Thursday, January 29, 1953
VANCOUVER, Jan. 29 —(CP)—Flying saucers no longer are a joke to Bill Boss, Canadian Press war correspondent.
Back from Korea, he said in an interview Wednesday that he is impressed with the reports of fighter-bomber pilots telling of flying saucers—disc clusters “or whatever they are called”.
Boss told of reports from “seven independent” pilots on the same day, January 9.
“There is more to this than we all thought", he said. “I think the story of the discs was the most significant to come out of Japan.”
Tha evidence of the pilots, two of whom “locked” with the objects, “is too strong to be dismissed”.
One disc kept its distance from the 700-mile-an-hour jet in a straight line and then drew away.
“It must have had a multiple of the speed of sound to do that”, said Boss.
The sky clusters, he said, were always reported out from the Russian-held island of Sakhalin or the Russian-held mainland.

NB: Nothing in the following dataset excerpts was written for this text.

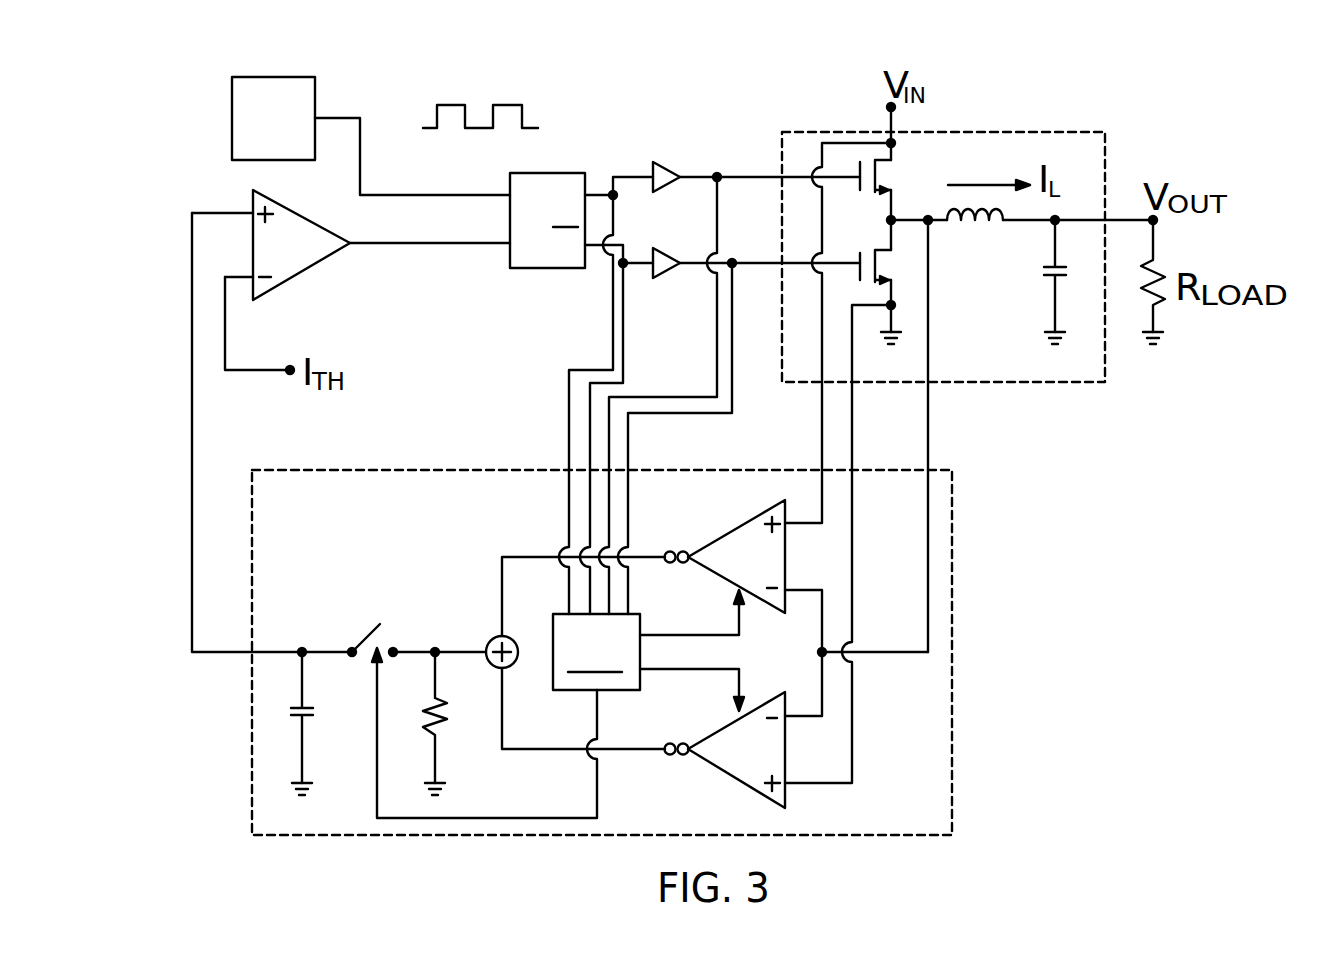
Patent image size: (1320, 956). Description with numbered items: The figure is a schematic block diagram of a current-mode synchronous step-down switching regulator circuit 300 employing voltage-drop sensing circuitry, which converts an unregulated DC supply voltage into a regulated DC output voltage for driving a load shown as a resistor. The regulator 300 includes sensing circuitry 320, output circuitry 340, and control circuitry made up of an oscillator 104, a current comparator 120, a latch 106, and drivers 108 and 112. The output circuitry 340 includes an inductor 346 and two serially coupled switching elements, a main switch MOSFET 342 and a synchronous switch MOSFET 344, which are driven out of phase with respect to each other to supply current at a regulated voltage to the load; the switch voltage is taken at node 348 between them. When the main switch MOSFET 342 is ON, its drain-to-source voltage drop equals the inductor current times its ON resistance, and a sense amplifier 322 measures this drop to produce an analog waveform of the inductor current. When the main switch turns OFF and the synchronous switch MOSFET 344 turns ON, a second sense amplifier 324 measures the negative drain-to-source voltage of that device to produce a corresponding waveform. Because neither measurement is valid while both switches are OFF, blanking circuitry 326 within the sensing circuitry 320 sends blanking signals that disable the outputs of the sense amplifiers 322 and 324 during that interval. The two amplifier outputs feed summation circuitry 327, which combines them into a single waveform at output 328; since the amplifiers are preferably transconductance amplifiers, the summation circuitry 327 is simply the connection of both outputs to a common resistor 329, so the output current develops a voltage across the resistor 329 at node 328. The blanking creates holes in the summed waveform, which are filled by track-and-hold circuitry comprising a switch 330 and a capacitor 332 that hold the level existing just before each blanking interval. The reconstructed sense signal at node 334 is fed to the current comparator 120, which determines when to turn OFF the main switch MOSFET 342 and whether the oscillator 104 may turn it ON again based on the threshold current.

The oscillator 104 is at (315, 95).
The latch 106 is at (545, 268).
The driver 108 is at (665, 162).
The driver 112 is at (682, 231).
The current comparator 120 is at (323, 270).
The current-mode synchronous step-down switching regulator circuit 300 is at (1180, 120).
The V_DS sensing circuitry 320 is at (952, 668).
The sense amplifier 322 is at (728, 530).
The sense amplifier 324 is at (728, 775).
The blanking circuitry 326 is at (596, 652).
The summation circuitry 327 is at (513, 665).
The output 328 is at (436, 646).
The common resistor 329 is at (447, 727).
The switch 330 is at (365, 640).
The capacitor 332 is at (308, 714).
The node 334 is at (304, 648).
The output circuitry 340 is at (1068, 382).
The main switch MOSFET 342 is at (882, 178).
The synchronous switch MOSFET 344 is at (886, 249).
The inductor 346 is at (987, 226).
The node 348 is at (933, 223).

“Possibly it is significant that saucer stories always appear over Western places of strategic interest, like northern Japan or Texas, but never where satellite forces are committed.”
“It looks like a Russian experiment?” a reporter asked.
“It looks like a Russian accomplishment,” Boss replied.
The United States Air Force announced Tuesday from a base in northern Japan that a small, metallic, disc-shaped object made a controlled, sweeping pass at an American Thunderjet last March 28. It was observed at close range by another pilot.
Earlier, the air force disclosed that “rotating clusters of red, white and green lights” had been sighted over northern Japan.